House prices are high and increasing, and household debt is also high. The authorities tightened lending guidelines for mortgage loans in December 2011, and they are considering options for further tightening macroprudential limits including by increasing risk weights on mortgage loans. They are also consulting with other Nordic countries on how to regulate the operations of bank branches operating in Norway but headquartered elsewhere in the region.
Growth in the mainland economy is projected to continue at a moderate pace, largely supported by high activity in the petroleum sector and strong domestic demand. However, this central scenario is subject to key risks. A substantial and prolonged reduction in oil prices could undercut growth in the event that downside risks to the global growth outlook materialize. Also, a correction in the buoyant housing market could reduce household consumption with adverse consequences for retail trade, construction, commercial real estate, and lenders to those sectors.
Executive Board Assessment
Executive Directors appreciated the additional context provided by the Nordic Regional Report. They welcomed Norway’s sound macroeconomic management, which has underpinned steady growth and low unemployment in a difficult global environment. Directors agreed that the main challenge is to maintain macroeconomic and financial stability while containing vulnerabilities stemming from elevated house prices and high household indebtedness. In the longer run, competitiveness pressures on the mainland economy and the fiscal impact of population aging need to be addressed.
Directors concurred that the current monetary policy stance is appropriate. Inflation remains below target and is likely to increase only gradually as the economy approaches its potential and upward pressures on the exchange rate recede. Directors agreed that overheating in the property market should be addressed by tightening macroprudential policies and reducing the tax advantage of residential investment.
Directors welcomed the authorities’ prudent use of flexibility in the fiscal rule.

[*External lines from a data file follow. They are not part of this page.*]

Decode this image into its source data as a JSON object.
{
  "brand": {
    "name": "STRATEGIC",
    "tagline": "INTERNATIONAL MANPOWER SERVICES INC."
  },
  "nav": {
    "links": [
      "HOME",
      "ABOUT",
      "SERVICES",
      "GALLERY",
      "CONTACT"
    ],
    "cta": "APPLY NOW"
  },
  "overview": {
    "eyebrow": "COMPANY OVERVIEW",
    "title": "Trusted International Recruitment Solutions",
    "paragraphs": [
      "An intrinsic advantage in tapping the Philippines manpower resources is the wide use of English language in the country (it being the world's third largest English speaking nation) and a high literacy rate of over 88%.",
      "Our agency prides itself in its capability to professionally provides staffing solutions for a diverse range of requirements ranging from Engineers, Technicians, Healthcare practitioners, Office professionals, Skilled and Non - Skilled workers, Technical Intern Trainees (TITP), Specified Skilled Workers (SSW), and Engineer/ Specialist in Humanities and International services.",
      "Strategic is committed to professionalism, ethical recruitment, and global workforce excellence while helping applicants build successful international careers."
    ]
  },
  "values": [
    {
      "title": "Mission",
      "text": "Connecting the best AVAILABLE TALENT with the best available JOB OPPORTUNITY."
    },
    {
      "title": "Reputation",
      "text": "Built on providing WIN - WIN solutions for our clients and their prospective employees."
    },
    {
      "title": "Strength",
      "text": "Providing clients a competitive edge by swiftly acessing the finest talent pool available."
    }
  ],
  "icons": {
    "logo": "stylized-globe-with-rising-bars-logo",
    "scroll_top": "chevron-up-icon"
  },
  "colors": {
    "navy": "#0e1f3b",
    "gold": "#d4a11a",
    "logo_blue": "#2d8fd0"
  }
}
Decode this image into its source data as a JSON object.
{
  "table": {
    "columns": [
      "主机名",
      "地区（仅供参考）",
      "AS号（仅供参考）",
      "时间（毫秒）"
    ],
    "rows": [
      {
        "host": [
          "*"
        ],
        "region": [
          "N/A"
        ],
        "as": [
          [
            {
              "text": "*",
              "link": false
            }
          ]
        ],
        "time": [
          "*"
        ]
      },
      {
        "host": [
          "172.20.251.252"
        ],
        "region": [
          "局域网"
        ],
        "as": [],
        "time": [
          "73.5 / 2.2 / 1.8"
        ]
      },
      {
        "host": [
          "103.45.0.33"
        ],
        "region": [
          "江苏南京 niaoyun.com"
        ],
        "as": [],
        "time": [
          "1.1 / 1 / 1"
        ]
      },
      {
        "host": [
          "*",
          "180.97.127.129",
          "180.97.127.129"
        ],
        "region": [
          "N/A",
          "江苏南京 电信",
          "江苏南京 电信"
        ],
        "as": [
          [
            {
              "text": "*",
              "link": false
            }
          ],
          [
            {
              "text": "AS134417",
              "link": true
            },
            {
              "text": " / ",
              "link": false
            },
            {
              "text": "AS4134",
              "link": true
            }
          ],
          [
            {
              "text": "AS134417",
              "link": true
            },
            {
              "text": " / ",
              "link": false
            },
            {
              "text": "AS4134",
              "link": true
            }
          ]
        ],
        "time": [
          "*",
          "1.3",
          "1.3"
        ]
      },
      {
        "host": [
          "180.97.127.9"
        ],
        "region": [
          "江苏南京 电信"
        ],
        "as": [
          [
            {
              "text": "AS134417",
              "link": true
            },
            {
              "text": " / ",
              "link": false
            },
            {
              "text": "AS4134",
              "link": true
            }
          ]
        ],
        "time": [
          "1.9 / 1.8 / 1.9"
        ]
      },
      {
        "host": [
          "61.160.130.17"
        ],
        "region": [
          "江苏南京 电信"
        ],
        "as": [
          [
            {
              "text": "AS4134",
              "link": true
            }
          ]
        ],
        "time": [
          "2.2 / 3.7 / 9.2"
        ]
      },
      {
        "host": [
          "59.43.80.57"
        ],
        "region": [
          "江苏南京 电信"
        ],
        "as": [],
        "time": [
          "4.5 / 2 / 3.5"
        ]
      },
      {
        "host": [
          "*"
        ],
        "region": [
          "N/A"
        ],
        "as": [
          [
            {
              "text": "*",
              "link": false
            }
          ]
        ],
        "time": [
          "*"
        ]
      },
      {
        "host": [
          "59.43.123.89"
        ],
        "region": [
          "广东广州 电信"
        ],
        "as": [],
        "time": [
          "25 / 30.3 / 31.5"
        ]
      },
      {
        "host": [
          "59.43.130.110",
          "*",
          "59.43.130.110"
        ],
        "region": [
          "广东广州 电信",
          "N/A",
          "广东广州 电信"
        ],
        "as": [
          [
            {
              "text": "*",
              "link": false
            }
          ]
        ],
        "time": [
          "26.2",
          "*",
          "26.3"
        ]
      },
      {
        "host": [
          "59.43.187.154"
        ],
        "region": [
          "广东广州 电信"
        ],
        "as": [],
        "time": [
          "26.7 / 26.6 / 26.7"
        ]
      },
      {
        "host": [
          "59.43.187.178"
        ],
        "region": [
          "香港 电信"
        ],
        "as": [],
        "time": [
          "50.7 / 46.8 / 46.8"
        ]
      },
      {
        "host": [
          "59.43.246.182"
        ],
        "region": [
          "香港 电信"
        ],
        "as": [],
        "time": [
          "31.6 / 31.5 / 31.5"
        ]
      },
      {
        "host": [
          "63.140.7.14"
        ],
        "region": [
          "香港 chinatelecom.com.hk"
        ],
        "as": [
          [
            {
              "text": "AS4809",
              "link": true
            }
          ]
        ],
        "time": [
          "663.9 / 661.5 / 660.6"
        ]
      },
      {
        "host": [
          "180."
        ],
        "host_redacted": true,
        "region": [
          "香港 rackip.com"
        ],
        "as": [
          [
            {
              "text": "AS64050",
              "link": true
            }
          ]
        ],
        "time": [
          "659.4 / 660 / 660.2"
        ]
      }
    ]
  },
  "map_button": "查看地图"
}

Most Directors considered that wage pressures and eroding competitiveness in the non-oil sector argue for a slower rate of spending—in the 2014 budget and beyond—than the strictest interpretations of the fiscal rule would suggest. In addition, a conservative approach would help address future spending pressures connected with population aging.
Directors stressed the importance of further strengthening supervision and the regulatory framework in the financial sector. They supported the proposed legislation to increase capital requirements for banks in line with Basel III requirements. They also noted that more capital would appropriately support exposures and hedge against risks such as property price reversals or a disruption to external wholesale funding. In this context, Directors welcomed the proposal to reassess risk weights for residential mortgages and the consideration of measures to address risks related to covered bonds. In addition, they encouraged the authorities to enforce tighter limits on loan-to-value ratios and interest-only mortgages. Directors concurred that greater cross-border coordination on macroprudential measures—as recommended by the Nordic Regional Report—is necessary to limit regulatory arbitrage and ensure that foreign-headquartered bank branches lend in line with economic conditions in Norway.
Directors agreed that structural reforms are needed to enhance the competitiveness of the mainland economy. Priority areas include labor market, pensions, trade in agriculture products, and public sector services. Sickness and disability benefits could be further reformed to improve efficiency and help contain future pressures on government spending.